Single-cell analysis and stochastic modelling unveil large cell-to-cell variability in influenza A virus infection

• Published in: Nature communications Vol. 6; no. 1; p. 8938
• Main Authors: Heldt, Frank S., Kupke, Sascha Y., Dorl, Sebastian, Reichl, Udo, Frensing, Timo
• Format: Journal Article
• Language: English
• Published: London Nature Publishing Group UK 20.11.2015; Nature Publishing Group; Nature Pub. Group
• Subjects: 631/326/596/1578; 631/553/2706; 631/553/2709; 692/699/255/2514; Animals; Cell Line; Cell Survival; Heterogeneity; Humanities and Social Sciences; Humans; Influenza A virus - chemistry; Influenza A virus - genetics; Influenza A virus - physiology; Influenza, Human - physiopathology; Influenza, Human - virology; Kinetics; Models, Theoretical; multidisciplinary; Science; Science (multidisciplinary); Single-Cell Analysis; Stochastic models
• ISSN: 2041-1723; 2041-1723
• DOI: 10.1038/ncomms9938

Biochemical reactions are subject to stochastic fluctuations that can give rise to cell-to-cell variability. Yet, how this variability affects viral infections, which themselves involve noisy reactions, remains largely elusive.
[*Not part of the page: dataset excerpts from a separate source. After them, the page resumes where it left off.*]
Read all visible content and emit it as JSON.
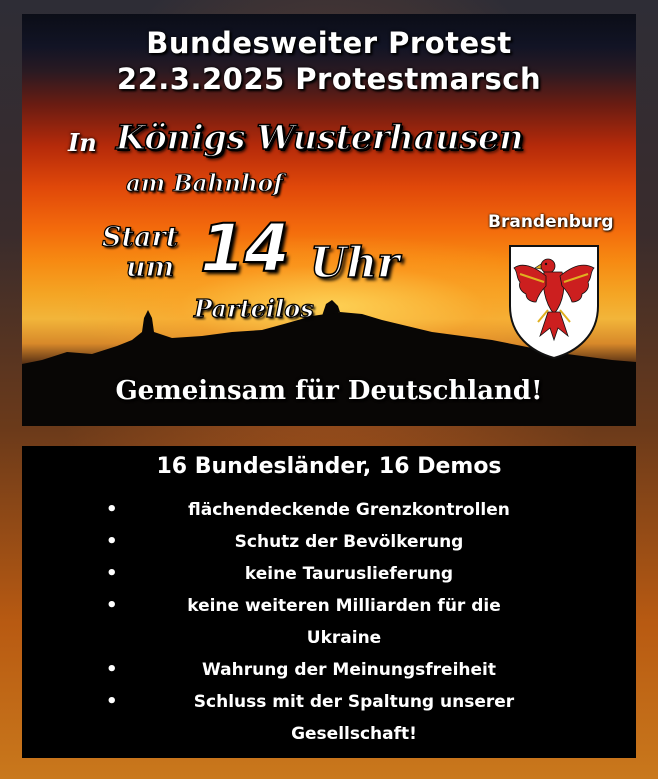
{
  "header": {
    "line1": "Bundesweiter Protest",
    "line2": "22.3.2025 Protestmarsch"
  },
  "event": {
    "in_label": "In",
    "city": "Königs Wusterhausen",
    "location": "am Bahnhof",
    "start_label": "Start",
    "um_label": "um",
    "time": "14",
    "time_unit": "Uhr",
    "affiliation": "Parteilos"
  },
  "state": {
    "name": "Brandenburg",
    "crest_icon": "brandenburg-eagle-crest-icon",
    "crest_colors": {
      "eagle": "#cc1f1f",
      "shield": "#ffffff",
      "outline": "#000000"
    }
  },
  "slogan": "Gemeinsam für Deutschland!",
  "demands": {
    "title": "16 Bundesländer, 16 Demos",
    "items": [
      "flächendeckende Grenzkontrollen",
      "Schutz der Bevölkerung",
      "keine Tauruslieferung",
      "keine weiteren Milliarden für die Ukraine",
      "Wahrung der Meinungsfreiheit",
      "Schluss mit der Spaltung unserer Gesellschaft!"
    ]
  },
  "colors": {
    "sky_top": "#0b0d17",
    "sunset_red": "#b52a0a",
    "sunset_orange": "#f36a0c",
    "sunset_yellow": "#f4a524",
    "text": "#ffffff",
    "list_background": "#000000"
  }
}
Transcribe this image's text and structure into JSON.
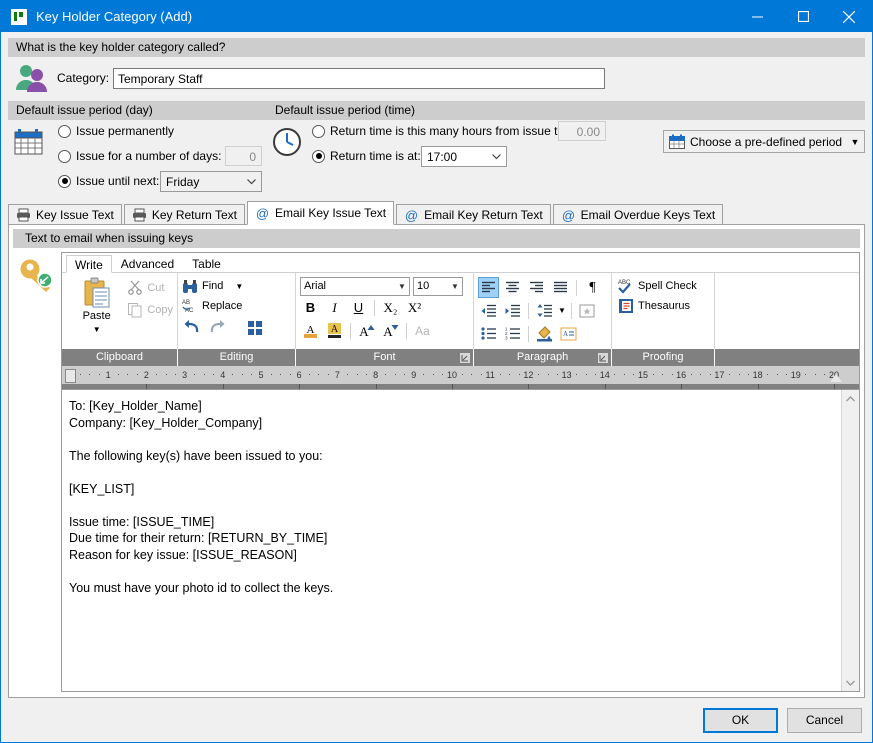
{
  "window": {
    "title": "Key Holder Category (Add)",
    "app_icon": "key-app-icon",
    "minimize": "minimize-icon",
    "maximize": "maximize-icon",
    "close": "close-icon"
  },
  "category_section": {
    "header": "What is the key holder category called?",
    "icon": "people-icon",
    "label": "Category:",
    "value": "Temporary Staff"
  },
  "issue_day": {
    "header": "Default issue period (day)",
    "icon": "calendar-icon",
    "opt_permanent": "Issue permanently",
    "opt_days": "Issue for a number of days:",
    "days_value": "0",
    "opt_until": "Issue until next:",
    "until_value": "Friday",
    "selected": "until"
  },
  "issue_time": {
    "header": "Default issue period (time)",
    "icon": "clock-icon",
    "opt_hours": "Return time is this many hours from issue time:",
    "hours_value": "0.00",
    "opt_at": "Return time is at:",
    "at_value": "17:00",
    "selected": "at",
    "predefined_label": "Choose a pre-defined period",
    "predefined_icon": "calendar-icon"
  },
  "tabs": [
    {
      "label": "Key Issue Text",
      "icon": "printer-icon",
      "active": false
    },
    {
      "label": "Key Return Text",
      "icon": "printer-icon",
      "active": false
    },
    {
      "label": "Email Key Issue Text",
      "icon": "at-icon",
      "active": true
    },
    {
      "label": "Email Key Return Text",
      "icon": "at-icon",
      "active": false
    },
    {
      "label": "Email Overdue Keys Text",
      "icon": "at-icon",
      "active": false
    }
  ],
  "editor": {
    "panel_header": "Text to email when issuing keys",
    "key_icon": "key-icon",
    "ribbon_tabs": [
      {
        "label": "Write",
        "active": true
      },
      {
        "label": "Advanced",
        "active": false
      },
      {
        "label": "Table",
        "active": false
      }
    ],
    "groups": {
      "clipboard": {
        "footer": "Clipboard",
        "paste": "Paste",
        "paste_icon": "paste-icon",
        "cut": "Cut",
        "cut_icon": "scissors-icon",
        "copy": "Copy",
        "copy_icon": "copy-icon"
      },
      "editing": {
        "footer": "Editing",
        "find": "Find",
        "find_icon": "binoculars-icon",
        "replace": "Replace",
        "replace_icon": "replace-abac-icon",
        "undo_icon": "undo-arrow-icon",
        "redo_icon": "redo-arrow-icon",
        "grid_icon": "select-grid-icon"
      },
      "font": {
        "footer": "Font",
        "font_name": "Arial",
        "font_size": "10",
        "bold": "B",
        "italic": "I",
        "underline": "U",
        "subscript": "X₂",
        "superscript": "X²",
        "font_color_icon": "font-color-a-icon",
        "highlight_icon": "text-highlight-icon",
        "grow_icon": "grow-font-icon",
        "shrink_icon": "shrink-font-icon",
        "change_case": "Aa",
        "dialog_launcher": "dialog-launcher-icon"
      },
      "paragraph": {
        "footer": "Paragraph",
        "align_left_icon": "align-left-icon",
        "align_center_icon": "align-center-icon",
        "align_right_icon": "align-right-icon",
        "align_justify_icon": "align-justify-icon",
        "pilcrow_icon": "pilcrow-icon",
        "indent_decrease_icon": "decrease-indent-icon",
        "indent_increase_icon": "increase-indent-icon",
        "line_spacing_icon": "line-spacing-icon",
        "borders_icon": "borders-icon",
        "bullets_icon": "bullet-list-icon",
        "numbering_icon": "numbered-list-icon",
        "shading_icon": "shading-paint-icon",
        "textbox_icon": "text-box-icon",
        "dialog_launcher": "dialog-launcher-icon",
        "active_align": "left"
      },
      "proofing": {
        "footer": "Proofing",
        "spell_check": "Spell Check",
        "spell_icon": "abc-check-icon",
        "thesaurus": "Thesaurus",
        "thesaurus_icon": "thesaurus-book-icon"
      }
    },
    "ruler": {
      "numbers": [
        "1",
        "2",
        "3",
        "4",
        "5",
        "6",
        "7",
        "8",
        "9",
        "10",
        "11",
        "12",
        "13",
        "14",
        "15",
        "16",
        "17",
        "18",
        "19",
        "20"
      ],
      "left_indent_marker": "left-indent-marker",
      "right_indent_marker": "right-indent-marker"
    },
    "document_text": "To: [Key_Holder_Name]\nCompany: [Key_Holder_Company]\n\nThe following key(s) have been issued to you:\n\n[KEY_LIST]\n\nIssue time: [ISSUE_TIME]\nDue time for their return: [RETURN_BY_TIME]\nReason for key issue: [ISSUE_REASON]\n\nYou must have your photo id to collect the keys.",
    "scroll_up_icon": "scroll-up-arrow-icon",
    "scroll_down_icon": "scroll-down-arrow-icon"
  },
  "footer": {
    "ok": "OK",
    "cancel": "Cancel"
  },
  "colors": {
    "accent": "#0078d7",
    "group_header": "#cdcdcd",
    "ribbon_footer": "#808080",
    "window_bg": "#f0f0f0"
  }
}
Here we present single-cell experiments and stochastic simulations that reveal a large heterogeneity between influenza A virus (IAV)-infected cells. In particular, experimental data show that progeny virus titres range from 1 to 970 plaque-forming units and intracellular viral RNA (vRNA) levels span three orders of magnitude. Moreover, the segmentation of IAV genomes seems to increase the susceptibility of their replication to noise, since the level of different genome segments can vary substantially within a cell. In addition, simulations suggest that the abortion of virus entry and random degradation of vRNAs can result in a large fraction of non-productive cells after single-hit infection. These results challenge current beliefs that cell population measurements and deterministic simulations are an accurate representation of viral infections. Cell-to-cell variability in viral infection means that cell population measurements may not be an accurate representation of the process. Using both experimental and modelling approaches the authors confirm this notion showing that influenza virus infections are variable processes affected by intrinsic and extrinsic noise.